The dark swarm of wyverns had been broken and scattered. The few survivors were fleeing beyond the clouds—wings flapping wildly, formation broken.
He lowered his hand slightly, then raised it again.
A faint smile appeared on his face.
"...Alright,"
In an instant, the courtyard shimmered with mana light—rows of Puppet Knights appeared one after another. Each fully armored, their glowing cores pulsing as they waited silently for orders.
Javier gave his command.
"Gather all the wyvern corpses. Stack them in the courtyard. Make a clean pile."
The knights responded together:
[Command received. Recovery protocol initiated.]
The units immediately spread out.
Some jumped into the nearby ruins, others took off using mana boosters under their boots, flying along the smoky trails of falling wyverns.
Javier added, voice steady but respectful—
"And... the human remains."
He looked toward the battlefield—fallen riders lying lifeless on rooftops, stone paths, and craters.
"Gather them carefully."
He paused briefly, then finished his order.
"Let the Human Kingdom retrieve them later. Or we’ll bury them properly."
The knights nodded silently and kept working.
Within moments, the courtyard was filled with coordinated movements—metal hands lifting wyvern bodies, folding wings, stacking them into neat rows near the inner wall. The heat was still coming off the corpses, but the meat remained mostly intact, just as Javier ordered.
Farther out, knights gently wrapped fallen human soldiers in cloth from storage seals, laying them out in respectful rows.
Javier stood in the center of it all, arms crossed.
Smoke drifted through the air. The smell of ash, blood, and burned leather mixed with the faint scent of mana residue.
Then Javier let out a slow sigh.
Inside his mind—
A calm but heavy voice.
"...Why won’t they stop?"
His eyes looked out to the horizon, where the last of the wyvern units disappeared into the clouds.
"Why do they keep doing this?"
"Why keep fighting when they already know... they’re going to lose?"
He glanced at a nearby Puppet Knight carefully laying a fallen rider’s body on the ground.
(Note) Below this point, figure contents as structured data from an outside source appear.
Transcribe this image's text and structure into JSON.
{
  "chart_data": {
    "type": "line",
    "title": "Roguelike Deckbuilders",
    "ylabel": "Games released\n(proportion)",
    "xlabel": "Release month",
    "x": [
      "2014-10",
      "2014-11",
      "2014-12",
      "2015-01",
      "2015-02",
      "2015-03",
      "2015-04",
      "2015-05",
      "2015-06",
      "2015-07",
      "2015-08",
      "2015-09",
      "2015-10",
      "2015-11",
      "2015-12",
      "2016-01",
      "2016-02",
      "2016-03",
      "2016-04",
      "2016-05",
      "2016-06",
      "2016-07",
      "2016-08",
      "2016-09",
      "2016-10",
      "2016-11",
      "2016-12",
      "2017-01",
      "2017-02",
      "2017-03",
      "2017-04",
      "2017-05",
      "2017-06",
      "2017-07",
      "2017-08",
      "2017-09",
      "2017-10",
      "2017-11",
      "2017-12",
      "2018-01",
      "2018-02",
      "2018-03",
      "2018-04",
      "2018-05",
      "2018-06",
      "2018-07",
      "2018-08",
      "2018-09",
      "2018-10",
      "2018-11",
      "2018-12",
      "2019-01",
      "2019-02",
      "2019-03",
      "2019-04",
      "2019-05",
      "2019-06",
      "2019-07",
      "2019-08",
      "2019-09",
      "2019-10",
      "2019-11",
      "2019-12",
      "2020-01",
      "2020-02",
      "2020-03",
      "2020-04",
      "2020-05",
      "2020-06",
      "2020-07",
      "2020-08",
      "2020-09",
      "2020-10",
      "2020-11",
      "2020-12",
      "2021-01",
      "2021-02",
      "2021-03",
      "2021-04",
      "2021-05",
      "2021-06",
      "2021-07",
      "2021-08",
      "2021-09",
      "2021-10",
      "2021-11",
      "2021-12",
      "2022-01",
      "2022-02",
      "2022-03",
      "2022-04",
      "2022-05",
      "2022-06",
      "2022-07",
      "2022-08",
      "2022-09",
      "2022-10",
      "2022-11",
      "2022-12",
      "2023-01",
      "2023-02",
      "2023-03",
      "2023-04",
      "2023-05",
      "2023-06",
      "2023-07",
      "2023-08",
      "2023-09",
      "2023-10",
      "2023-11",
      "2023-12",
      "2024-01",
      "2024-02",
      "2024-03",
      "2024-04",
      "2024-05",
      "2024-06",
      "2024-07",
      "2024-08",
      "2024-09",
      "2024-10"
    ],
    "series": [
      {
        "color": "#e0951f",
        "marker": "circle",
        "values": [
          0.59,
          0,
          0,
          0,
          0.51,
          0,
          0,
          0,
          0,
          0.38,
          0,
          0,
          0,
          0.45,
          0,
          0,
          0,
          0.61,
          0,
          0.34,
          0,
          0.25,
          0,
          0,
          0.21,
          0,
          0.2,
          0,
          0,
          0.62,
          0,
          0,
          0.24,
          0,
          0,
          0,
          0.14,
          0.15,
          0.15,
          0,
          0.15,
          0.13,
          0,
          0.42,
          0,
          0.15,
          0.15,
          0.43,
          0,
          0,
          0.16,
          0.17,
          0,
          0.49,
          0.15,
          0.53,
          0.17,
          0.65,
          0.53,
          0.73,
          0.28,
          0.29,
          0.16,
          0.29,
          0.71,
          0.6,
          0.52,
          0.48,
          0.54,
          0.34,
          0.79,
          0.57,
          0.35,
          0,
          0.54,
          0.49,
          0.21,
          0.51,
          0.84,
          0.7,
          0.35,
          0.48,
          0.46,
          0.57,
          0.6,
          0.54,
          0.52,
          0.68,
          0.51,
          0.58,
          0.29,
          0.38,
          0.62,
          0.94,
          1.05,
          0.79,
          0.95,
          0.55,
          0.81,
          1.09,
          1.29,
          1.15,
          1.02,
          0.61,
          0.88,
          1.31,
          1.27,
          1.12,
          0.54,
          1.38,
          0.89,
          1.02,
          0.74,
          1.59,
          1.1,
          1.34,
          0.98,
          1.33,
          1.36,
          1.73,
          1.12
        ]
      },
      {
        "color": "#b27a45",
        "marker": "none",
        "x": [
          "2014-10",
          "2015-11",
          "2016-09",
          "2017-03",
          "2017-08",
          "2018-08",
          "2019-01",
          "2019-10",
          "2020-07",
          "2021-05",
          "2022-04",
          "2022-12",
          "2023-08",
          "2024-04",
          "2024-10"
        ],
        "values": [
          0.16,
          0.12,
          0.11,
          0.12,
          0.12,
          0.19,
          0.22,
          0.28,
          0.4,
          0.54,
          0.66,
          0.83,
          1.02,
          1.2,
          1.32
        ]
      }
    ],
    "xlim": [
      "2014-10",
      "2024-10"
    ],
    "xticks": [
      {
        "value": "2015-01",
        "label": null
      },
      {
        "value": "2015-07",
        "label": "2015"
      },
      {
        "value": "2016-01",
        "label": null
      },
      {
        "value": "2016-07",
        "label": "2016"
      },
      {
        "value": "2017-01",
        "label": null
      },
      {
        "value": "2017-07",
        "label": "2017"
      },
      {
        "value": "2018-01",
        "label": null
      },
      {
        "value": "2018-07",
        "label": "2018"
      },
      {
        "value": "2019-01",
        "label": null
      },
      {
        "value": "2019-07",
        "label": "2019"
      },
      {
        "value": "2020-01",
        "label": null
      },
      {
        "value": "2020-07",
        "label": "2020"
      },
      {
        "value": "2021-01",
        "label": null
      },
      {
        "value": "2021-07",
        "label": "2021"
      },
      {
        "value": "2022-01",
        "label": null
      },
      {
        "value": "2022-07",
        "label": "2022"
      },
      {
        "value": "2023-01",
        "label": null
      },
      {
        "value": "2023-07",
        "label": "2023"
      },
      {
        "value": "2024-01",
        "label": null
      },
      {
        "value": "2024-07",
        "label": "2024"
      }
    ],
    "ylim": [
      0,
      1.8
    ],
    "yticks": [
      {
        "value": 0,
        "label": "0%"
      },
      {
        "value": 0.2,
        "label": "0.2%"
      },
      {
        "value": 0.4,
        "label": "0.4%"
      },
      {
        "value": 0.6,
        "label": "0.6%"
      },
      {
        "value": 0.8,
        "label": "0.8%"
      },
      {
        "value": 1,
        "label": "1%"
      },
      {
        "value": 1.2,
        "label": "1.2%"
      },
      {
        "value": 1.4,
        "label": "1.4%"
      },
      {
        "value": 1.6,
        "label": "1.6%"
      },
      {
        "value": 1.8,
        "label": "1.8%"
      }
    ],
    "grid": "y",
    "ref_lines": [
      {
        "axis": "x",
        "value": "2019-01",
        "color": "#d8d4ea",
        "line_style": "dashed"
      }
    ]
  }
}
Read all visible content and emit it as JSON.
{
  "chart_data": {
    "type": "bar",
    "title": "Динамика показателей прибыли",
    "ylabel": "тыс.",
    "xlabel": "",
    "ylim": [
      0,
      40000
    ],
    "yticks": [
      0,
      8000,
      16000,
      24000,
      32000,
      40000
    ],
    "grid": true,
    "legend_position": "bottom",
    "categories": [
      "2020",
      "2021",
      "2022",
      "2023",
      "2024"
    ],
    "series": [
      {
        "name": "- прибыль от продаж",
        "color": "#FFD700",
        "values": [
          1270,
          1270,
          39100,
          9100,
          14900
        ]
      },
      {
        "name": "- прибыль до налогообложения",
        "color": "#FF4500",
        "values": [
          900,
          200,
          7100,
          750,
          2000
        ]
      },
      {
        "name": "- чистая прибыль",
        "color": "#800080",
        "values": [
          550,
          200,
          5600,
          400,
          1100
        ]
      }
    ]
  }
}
"Don’t they value their lives?"
His fingers curled slightly.
"Shit..."
A bitter exhale escaped his lips, hidden in the heat and chaos of the ruined courtyard.
"I hate this."
He wasn’t angry about the battle.
He wasn’t upset by the blood.
But the stupidity of it all—the endless cycle, the arrogance, the lives sacrificed just to delay the inevitable—
That bothered him more than any enemy ever could.
Around him, the Puppet Knights kept doing their quiet work. The courtyard was slowly becoming neat again. Everything was cleaned, stacked, and secured.
But inside Javier—
There was no peace.
Just a silent, burning disgust... for a world that refused to learn.
Javier slowly turned his head, his eyes scanning the area.
Near him, dozens of dwarves had gathered—some soldiers, others civilians who had taken shelter during the attack. All of them stared in stunned silence.
They had seen everything.
The wyverns.
The puppets.
The drones.
The way he calmly gave orders to crush a sky assault.
Their faces showed a mix of awe—and fear.
Javier raised his voice—quiet, but unmistakably firm.
"Call your commander."
His gaze moved over the dwarves.
"Tell them... your new ruler is calling for them."
Murmurs spread quickly among the crowd. Some hesitated. Others looked nervously at each other.
But none of them moved.
Then, Javier’s expression changed.
The easy smile disappeared.
His eyes grew sharp. His jaw clenched.
He took a step forward—and his voice turned cold.
"Don’t even think about betraying me."
Silence.
A few soldiers instinctively stood straighter.
Javier’s presence filled the courtyard—completely commanding.
He looked each dwarf in the eye.
Not as a conqueror.
Not as a hero.
But as someone who wouldn’t tolerate weakness, lies, or excuses.